A the chamber CRT-P is rare. I think you mean 3-chamber - RA, RV, AND LV.

Same day procedure is normal. The recovery is usually uneventful. Everyone has a different level of pain, frome virtually none, to significant, usually on the mild side. It gets better fast, as long as you follow instructions religiously. Do not vary from your instructions even a little bit or you risk infection. Infections are deadly serious, so be careful.
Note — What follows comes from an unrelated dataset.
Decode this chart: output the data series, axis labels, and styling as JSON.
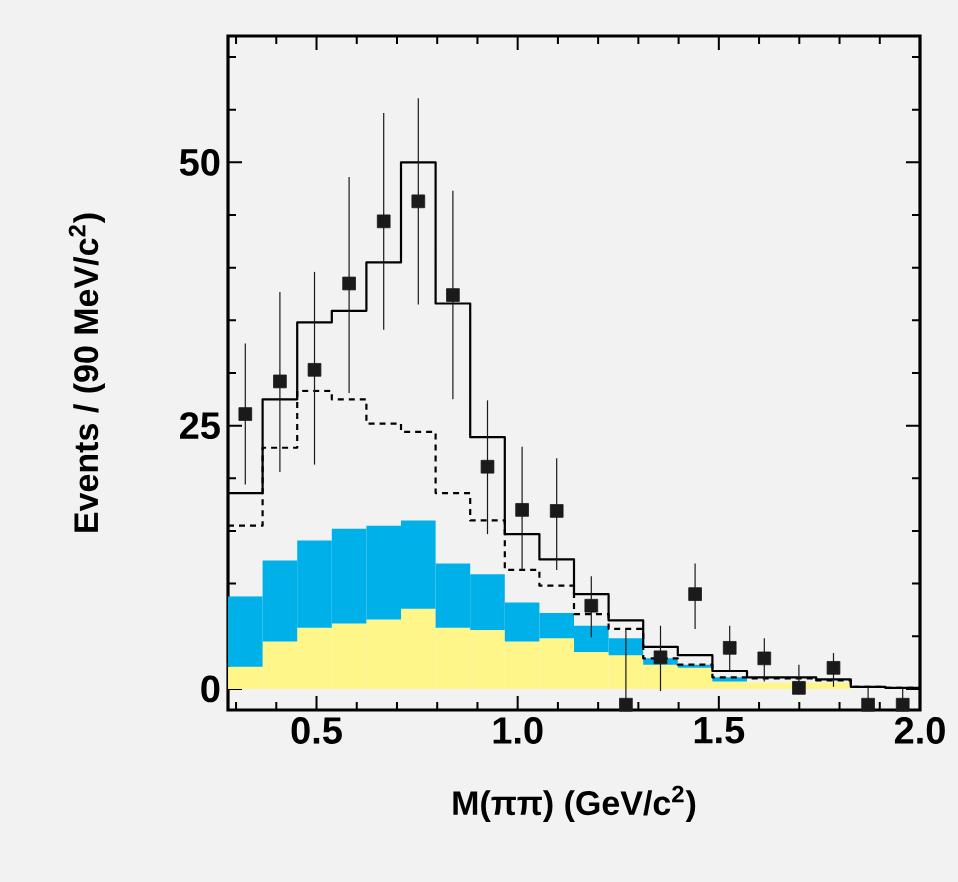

Use your arm as normally as possible, within your instructions (keep your hand below your shoulder, no reaching behind your back,  no full arm extension). The idea is to keep full motion in your arm.

 

CRT-P

by Aberdeen - 2020-11-12 11:40:19

Damie, Gemita and Agent 86 have given you excellent advice. All I can say is that I had a dual chamber pacemaker replaced by a CRT pacemaker. January 2020 for dual chamber pm and May 20 for CRT pm.I actually found getting the CRT pm easier than the first pm. Both under local anaesthetic.

The life expectancy you quoted is from 2007 and things have improved since then. Agent 86 made a good comment about that.I am a similar age to you and I hope I have a long life!

Good luck and follow the care instructions- let us know how you get on!